Suasana malam yang sepi berubah menjadi gaduh. Diiringi dengan teriakan teriakan penuh semangat, para pemuda itu menyerbu keluar dan menghajar apa saja yang muncul di hadapan mereka. Beberapa mayat hiduppun jatuh bergelimpangan dengan kondisi yang sangat mengenaskan. Hancur dicacah cacah, atau lumat diinjak injak sampai tak berbentuk lagi.

"Cih! Ternyata hanya segini kemampuan kalian hah?! Ayo kawan kawan, habisi mereka! Jangan kasih ampun!" teriakan Mas Yudi menggema, membuat semangat para pemuda itu semakin membara. Teriakan teriakan kemarahan yang diselingi dengan geraman geraman makhluk makhluk aneh dan suara tembakan dari para petugas polisi benar benar merubah suasana malam yang semula mencekam itu menjadi malam yang penuh gejolak.

Pertarungan terus berjalan, hingga pagi hampir menjelang. Entah darimana datangnya, makhluk makhluk aneh itu terus saja berdatangan dari segala penjuru seolah tiada habisnya. Pekarangan Rumah Pak Dul Modin kini telah dipenuhi oleh potongan potongan jasad setengah membusuk yang berserakan.

Satu dibantai, dua sosok datang menggantikan. Begitu terus menerus, dan meski pihak dari kepolisian yang dibantu oleh para pemuda itu berada diatas angin, namun keberadaan makhluk makhluk yang seolah tiada habisnya itu tak urung membuat Pak Bambang sedikit cemas. Jika begini kejadiannya, bisa bisa mereka yang akan kehabisan tenaga dan tumbang.

"Hemat tenaga kalian! Kita kalah jumlah! Kalau diteruskan kita bisa kalah karena kehabisan tenaga! Jadi, tak perlu menyerang! Tak perlu mengejar! Biar mereka yang datang menghampiri kita, baru kita habisi!" Pak Bambang berteriak lantang memberi komando.

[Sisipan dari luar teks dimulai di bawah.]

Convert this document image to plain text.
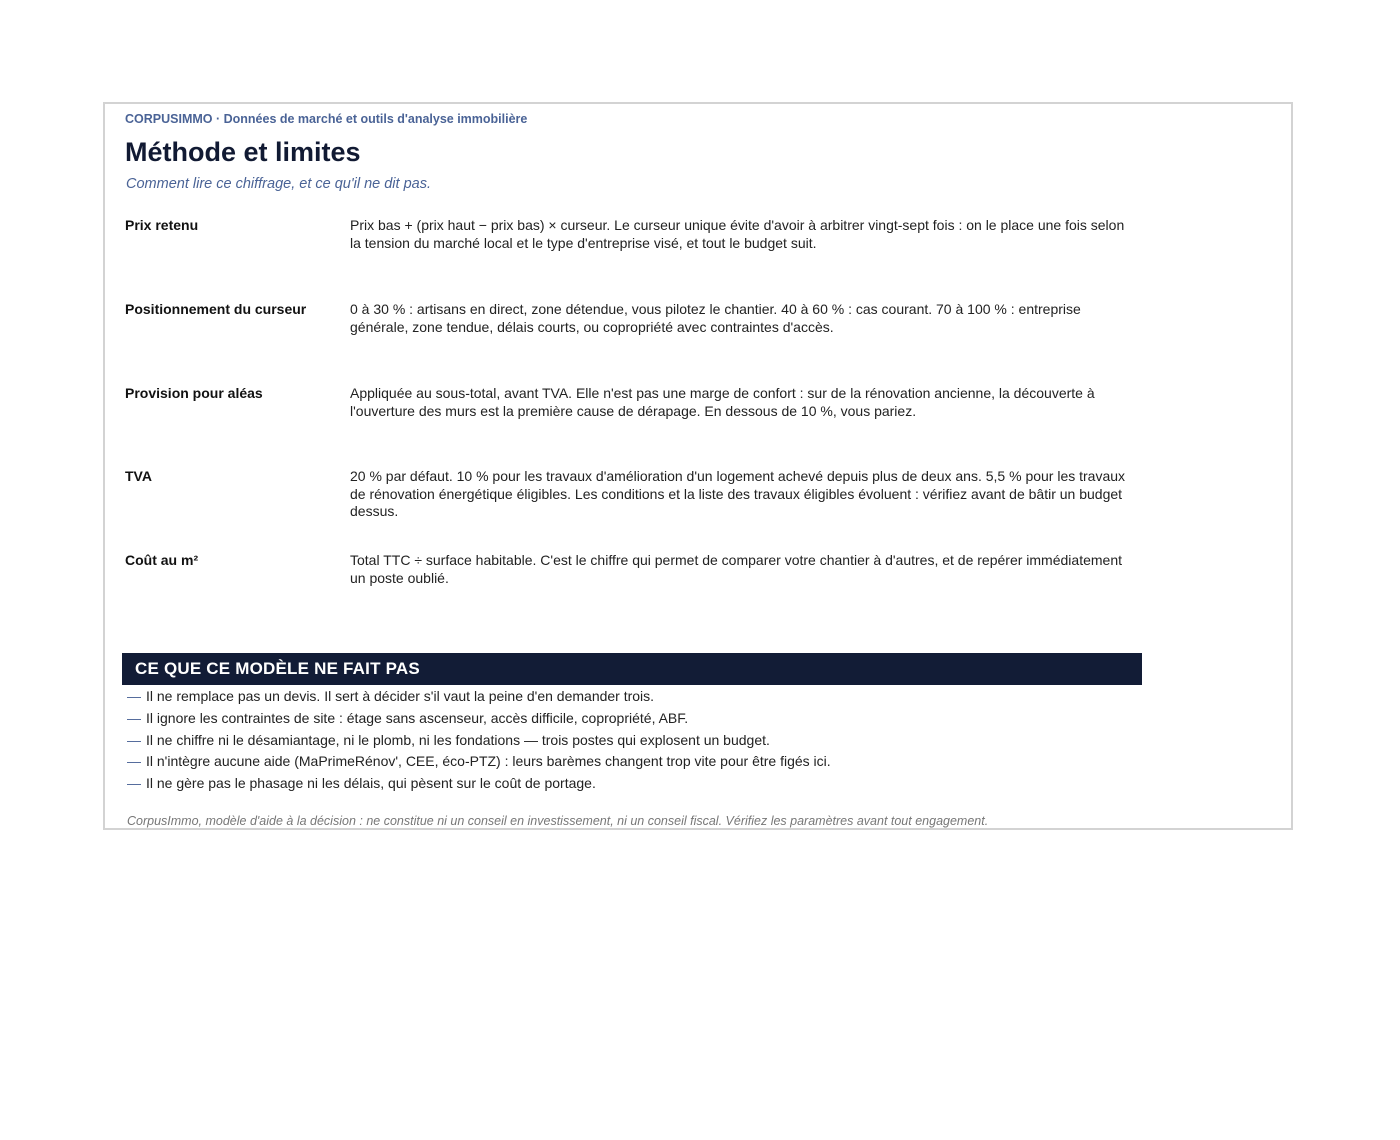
CORPUSIMMO · Données de marché et outils d'analyse immobilière
Méthode et limites
Comment lire ce chiffrage, et ce qu'il ne dit pas.
Prix retenu	Prix bas + (prix haut − prix bas) × curseur. Le curseur unique évite d'avoir à arbitrer vingt-sept fois : on le place une fois selon la tension du marché local et le type d'entreprise visé, et tout le budget suit.
Positionnement du curseur	0 à 30 % : artisans en direct, zone détendue, vous pilotez le chantier. 40 à 60 % : cas courant. 70 à 100 % : entreprise générale, zone tendue, délais courts, ou copropriété avec contraintes d'accès.
Provision pour aléas	Appliquée au sous-total, avant TVA. Elle n'est pas une marge de confort : sur de la rénovation ancienne, la découverte à l'ouverture des murs est la première cause de dérapage. En dessous de 10 %, vous pariez.
TVA	20 % par défaut. 10 % pour les travaux d'amélioration d'un logement achevé depuis plus de deux ans. 5,5 % pour les travaux de rénovation énergétique éligibles. Les conditions et la liste des travaux éligibles évoluent : vérifiez avant de bâtir un budget dessus.
Coût au m²	Total TTC ÷ surface habitable. C'est le chiffre qui permet de comparer votre chantier à d'autres, et de repérer immédiatement un poste oublié.
CE QUE CE MODÈLE NE FAIT PAS
— Il ne remplace pas un devis. Il sert à décider s'il vaut la peine d'en demander trois.
— Il ignore les contraintes de site : étage sans ascenseur, accès difficile, copropriété, ABF.
— Il ne chiffre ni le désamiantage, ni le plomb, ni les fondations — trois postes qui explosent un budget.
— Il n'intègre aucune aide (MaPrimeRénov', CEE, éco-PTZ) : leurs barèmes changent trop vite pour être figés ici.
— Il ne gère pas le phasage ni les délais, qui pèsent sur le coût de portage.
CorpusImmo, modèle d'aide à la décision : ne constitue ni un conseil en investissement, ni un conseil fiscal. Vérifiez les paramètres avant tout engagement.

Para petugas dan pemuda desa lalu mundur dan membuat pagar betis mengelilingi rumah besar itu. Strategi yang bagus dari Pak Bambang, karena dengan begini mereka bisa sedikit menghemat tenaga. Namun ada satu hal yang luput dari perhatian komandan polisi itu. Ia lupa, kalau sejatinya yang menjadi musuh utama mereka bukanlah mayat mayat hidup itu, melainkan sesuatu yang merasuki mereka. Sesuatu yang tak kasat mata, yang setelah keluar dari jasad yang berhasil dibantai oleh pasukan Pak Bambang, bisa leluasa menerobos masuk kedalam rumah dan merasuki warga yang berlindung di dalamnya.

"Arrggghhh...!!!"

"Tolooonngggg...!!!"

"Hahahaha....!!!"

"Hihihihi....!!!"

"Wedhus! Apa yang...!!!"

"Kesurupaaannn...!!!"

Suara hingar bingar kini berpindah kedalam rumah. Warga yang kerasukan mulai melakukan tindakan tindakan aneh yang bisa saja membahayakan keselamatan mereka sendiri.

"Gawat! Kalau begini caranya....!"

Belum sempat Pak Bambang menyadari apa yang sebenarnya terjadi, para warga yang mulai kesurupan itu berlarian keluar rumah. Macam macam tidakan yang mereka lakukan, dari mulai berusaha menyakiti diri sendiri sampai saling serang dan berusaha melukai lawan yang sejatinya adalah tetangga mereka sendiri.

Suasana semakin kacau. Pihak Pak Bambang dan pemuda desa tak bisa asal serang sekarang, karena iblis iblis itu kini merasuki warga desa yang notabene masih hidup, bukan mayat mayat setengah membusuk seperti yang mereka hadapi beberapa saat yang lalu.

"Sial! Kalau begini caranya....!"

Syuuuuttt....!!!"

"Whuuuuusssss...!!!"

Pak Bambang dan pasukannya, juga para pemuda desa itu terlompat kaget saat tiba tiba selarik sinar kuning keemasan melesat cepat dari arah selatan dan jatuh menghantam tepat ditengah kerumunan orang orang yang tengah kerasukan itu, disertai deru angin kencang berhawa panas yang langsung menyapu makhluk makhluk menyeramkan dan orang orang yang kesurupan itu hingga mereka terpental ke segala arah.

"Eh, apa yang...?!"

"Bu Guru Ratih...?!"

Sesosok tubuh perempuan dengan pakaian dan rambut panjang yang sedikit acak acakan kini telah berdiri dengan angkuhnya ditengah tengah halaman rumah besar itu. Matanya yang berkilat tajam menyapu kesegala penjuru, memancarkan sinar dendam penuh kebencian, menebar ancaman kepada siapapun yang berada di hadapannya.

"MUNDUR!" geram perempuan itu sambil memberi isyarat kepada Pak Bambang dan Mas Yudi untuk mundur.

"Tapi Bu...."

"Kubilang Mundur!!!" sentak Bu Ratih tegas, menukas ucapan Pak Bambang. "Tarik mundur semua anak buahmu Pak Bambang, dan juga teman temanmu Yud! Ajak mereka semua masuo kembali kedalam rumah! Makhluk makhluk ini, biar aku yang mengurusnya!"

"Tapi Bu..."

"Ssstttt...! Sudah Pak! Ikuti saja apa kata Bu Ratih," kini Mas Yudi yang menyela protes Pak Bambang. "Bu Ratih lebih tau apa yang akan ia lakukan. Kehadiran kita disini justru hanya akan merepotkannya."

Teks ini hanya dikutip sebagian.